Grandmother waited 14 hours for an ambulance after slipping over in the bath


A pensioner had to wait more than 14 hours for an ambulance to come and take her to hospital after she fell at home.
Barbara Crafter, 81, fell in her bathtub at her property in Newport, Gwent.
She was home alone at the time, but concerned neighbours heard her groaning and phoned her family.
Barbara’s daughter, Lesley Morgan, said she was told by the 999 emergency service when she arrived at 7pm that there was a seven-hour wait for an ambulance.
She said that her mum, who has a heart condition, had to wait double that time and suffered a ‘terrible ordeal’ when paramedics turned up at 10am the next day.
There was a further wait for Barbara to be seen by a doctor when she arrived at the hospital.

Lesley said: ‘My mum has a serious heart condition and uses a pacemaker. The stress was not good for her health. I couldn’t move her at first and my mum was crying in agony.
‘I managed to put her on the toilet where she was more comfortable, yet six hours went by, and the ambulance still hadn’t turned up.’
Lesley called for an ambulance again at 1am and said she was told that her mum would be put at the back of the queue as it would be treated as a new call.
She said: ‘So, I called again at 1am and I was told it would be treated as a new call and that my mum would be put at the back of the queue.
‘The ambulance didn’t arrive until around 10am.’
The Welsh Ambulance Service Trust (WAST) has since said that the incident was treated as a new call because the family had originally cancelled the ambulance, before ringing back to say they needed help.
Lesley continued: ‘By the time she was taken to the hospital none of us had any sleep.
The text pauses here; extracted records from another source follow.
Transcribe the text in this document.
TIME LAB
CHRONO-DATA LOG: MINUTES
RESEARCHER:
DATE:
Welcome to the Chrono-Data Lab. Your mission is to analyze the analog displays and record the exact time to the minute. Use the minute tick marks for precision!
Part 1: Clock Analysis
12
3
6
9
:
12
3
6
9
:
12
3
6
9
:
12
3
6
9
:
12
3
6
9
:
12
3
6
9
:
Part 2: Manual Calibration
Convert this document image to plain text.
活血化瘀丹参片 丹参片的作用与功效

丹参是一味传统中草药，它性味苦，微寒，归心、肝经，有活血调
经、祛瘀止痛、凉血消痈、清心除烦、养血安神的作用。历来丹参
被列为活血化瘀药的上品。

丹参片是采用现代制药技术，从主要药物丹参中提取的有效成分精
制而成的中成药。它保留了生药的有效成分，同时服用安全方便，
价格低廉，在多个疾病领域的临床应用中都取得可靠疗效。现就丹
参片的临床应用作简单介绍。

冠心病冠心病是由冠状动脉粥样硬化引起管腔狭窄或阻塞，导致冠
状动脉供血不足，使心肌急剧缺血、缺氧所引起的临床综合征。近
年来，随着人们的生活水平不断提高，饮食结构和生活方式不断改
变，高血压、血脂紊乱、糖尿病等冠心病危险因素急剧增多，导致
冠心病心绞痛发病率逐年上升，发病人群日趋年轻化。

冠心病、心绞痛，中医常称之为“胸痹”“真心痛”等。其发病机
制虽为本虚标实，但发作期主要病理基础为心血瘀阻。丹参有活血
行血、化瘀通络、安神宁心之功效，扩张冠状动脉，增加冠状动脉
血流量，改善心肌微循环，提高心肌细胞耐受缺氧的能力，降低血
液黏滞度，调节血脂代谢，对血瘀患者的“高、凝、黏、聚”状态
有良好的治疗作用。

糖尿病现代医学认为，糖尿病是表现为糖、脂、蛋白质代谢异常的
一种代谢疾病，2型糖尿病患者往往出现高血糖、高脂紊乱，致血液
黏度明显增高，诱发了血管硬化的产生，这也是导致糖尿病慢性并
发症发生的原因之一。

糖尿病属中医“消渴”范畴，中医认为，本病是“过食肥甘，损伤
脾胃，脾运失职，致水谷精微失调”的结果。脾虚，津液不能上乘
The system is broken. If you ring 999, you don’t get an emergency response.
‘I’ve had to watch my mum be in pain all night. If you’re a priority patient, you should be setting seen quicker.’
WAST has since apologised, saying Barbara went through a ‘distressing’ period when she was waiting for the ambulance to arrive.
Liam Williams, executive director of quality and nursing at the Welsh Ambulance Service, said: ‘I would like to extend my sincere apologies to Mrs Crafter for what would have been a distressing wait for an ambulance.
‘This is not the standard of service we aspire to deliver, and we recognise that this is not what people expect of us.
‘We will be reaching out to Mrs Crafter and her family to better understand their experience and investigate what happened.’
WAST declined to comment further when approached by Metro.

Recent problems highlighted by reports in Wales said that ambulance crews have been waiting an average of two hours outside hospitals to hand over patients.
A Freedom of Information request (FOI) by BBC Wales found 23,334 ambulances waited outside a hospital for at least four hours last year as crews waited to hand patients over.
Crews must stay with their patients until they can be brought in by staff inside the hospital emergency units and nearly 73,000 ambulances were left waiting over an hour in 2024.
WAST executive director Lee Brooks acknowledged public frustrations with ambulance wait times, but said: ‘The time it takes for a patient to move from the ambulance into an emergency department is not directly in our control’.
He said WAST was ‘thinking very differently’ about how it will provide services in the future.
Earlier this month, the Welsh health secretary Jeremy Miles said ambulance response time targets would be overhauled, with major trauma incidents and cardiac and respiratory arrests to be covered by two new categories.